Penn Virginia's history dates to the Virginia Coal & Iron Co. (VC&I) founded in 1882 by Philadelphia, Pennsylvania businessman John Leisenring, Jr., whose grandfather had settled in the anthracite coal-rich Lehigh Valley in 1748. Leisenring's father ran a hotel in Mauch Chunk which was the headquarters of the Lehigh Coal and Navigation Company. Leisenring engaged in numerous coal partnerships but his biggest success was acquiring rights to a coal vein on 67000 acre in southwest Virginia, close to the Kentucky and Tennessee border, that had once been partially owned by Confederate general John D. Imboden who had sold it to the Tinsalia Coal & Iron Co. which also bought a Bristol Coal and Iron Company Narrow Gauge Railway to bring it to market.
In 1902 the Stonega Coke & Coal Co. was formed to be the company's operational arm. In 1917 it acquired a major stake in Westmoreland Coal.

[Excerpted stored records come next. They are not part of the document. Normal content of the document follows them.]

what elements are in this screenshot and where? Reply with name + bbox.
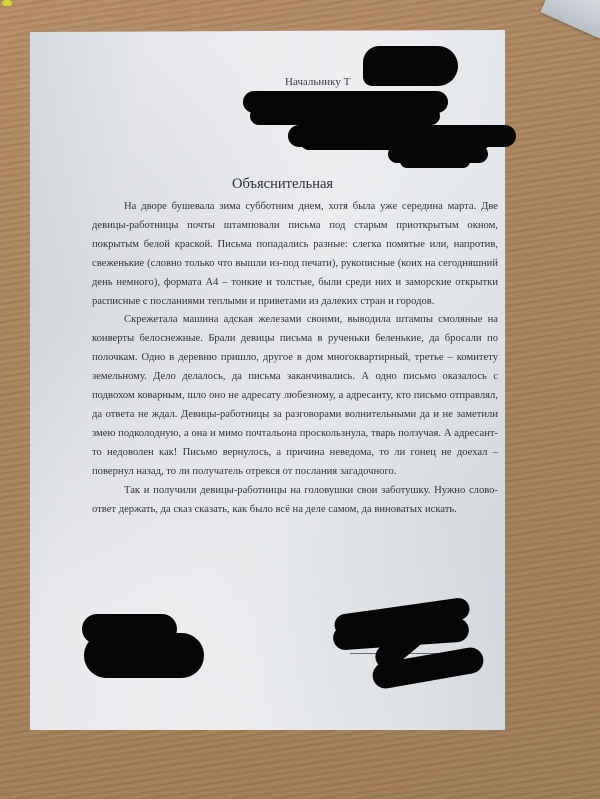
yellow-object — [2, 0, 12, 6]
background-paper-corner — [540, 0, 600, 45]
paragraph: Скрежетала машина адская железами своими… — [92, 311, 498, 481]
paragraph: На дворе бушевала зима субботним днем, х… — [92, 198, 498, 311]
document-body: На дворе бушевала зима субботним днем, х… — [92, 198, 498, 519]
paragraph: Так и получили девицы-работницы на голов… — [92, 482, 498, 520]
document-title: Объяснительная — [232, 176, 333, 193]
addressee-line: Начальнику Т — [285, 76, 350, 88]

In 1967 it changed its name to Penn Virginia Corporation. After going through a period of diversification it began acquiring oil and gas companies in the 1980s. Penn Virginia was listed on the New York Stock Exchange in 1997. In 2001 it began decentralizing again spinning off its coal and pipeline operations into Penn Virginia Resources. In 2006 it spun off its ownership of Penn Virginia Resources into a third publicly traded company Penn Virginia GP Holdings, L.P. and in 2010 completed divestiture of Penn Virginia GP Holdings, L.P. In 2011, Penn Virginia Resources and Penn Virginia GP Holdings merged and were re-branded as PVR Partners, L.P. before merging with Regency Energy Partners, L.P. in 2014 (which was subsequently acquired by Energy Transfer Partners in 2015).

Penn Virginia acquired on 12 July 2021 Lonestar Resources an oil and natural gas company based in Fort Worth, Texas for $370 million and Penn Virginia will be renamed Ranger Oil Corporation.

In June 2023, Baytex Energy completed their acquisition of Ranger Oil.